Every afternoon, after school, I sat in the back of Gum Mercantile with my friends, drinking a Doctor Pepper, as we waited for the car to arrive with the Neosho Daily. Newspapers were important, they're still important, but the times have changed and so have the newspapers.
One of those who commented last week said the Press has been declining for years, and that is absolutely true, but that was not the way it was before American Publishing (later Liberty Group Publishing, later GateHouse Media) took over. When that happened, The Press had a larger circulation and a better newspaper than the Neosho Daily and it remained that way up until my last day at The Press in May 1999.
But the moves that eventually cost The Press much of its support in the community had already started while I was there. I wrote about it in the July 14, 2004, Turner Report:
A page one story in The Carthage Press tonight dealt with The Press' purchase of the building that used to house Honey's Restaurant on Central Avenue. The article saddened me.
It's not that I'm that connected with the present Press building, though I have plenty of good memories of my nearly 10 years there, the final five and a half as the managing editor. The reason behind that move is what is depressing.
The Press is currently located in a three-story building at 527 S. Main. The building is far too large for the newspaper's needs...primarily because the newspaper has been gutted by Liberty Group Publishing, the company that owns The Press, the Neosho Daily News and The Big Nickel.
About six years ago, after Liberty bought the newspaper from Thomson, the company decided it could save money by pulling out the press, selling it, and sending the paper 25 miles to Neosho to be printed. Sure, it improved the company's bottom line, and it improved the Neosho Daily's bottom line, but it cost The Press plenty. The Press was printing nearly every high school newspaper in the area at that time, as well as a few small-town weeklies. Also, the sense of ownership a town has about a newspaper is diminished when it is printed somewhere else. Those things were sacrificed for the bottom line. Also sacrificed were the jobs of the three people who ran the press, including one who had been there for nearly three decades. Chalk another one up to progress.

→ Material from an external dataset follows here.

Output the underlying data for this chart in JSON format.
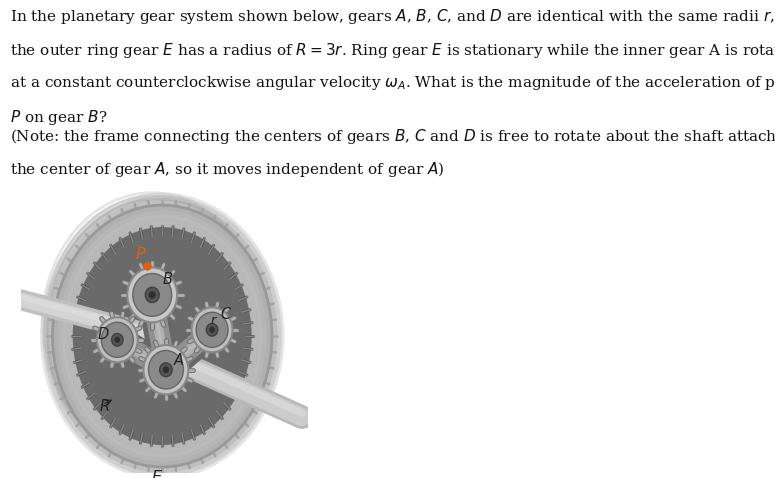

I didn't know until early last month that there is no longer a composing room at Carthage. That, too, is also done at Neosho now. These steps have saved the company money and improved the bottom line, but they have forced artificially early deadlines on The Press, which can no longer deal with any kind of breaking news in the morning. That doesn't appear to be a problem that bothers anyone connected with Liberty.
Whatever happened to a newspaper being in the business of providing a public service?
That public service aspect of newspapers, like the importance of the medium, may soon exist only in memory.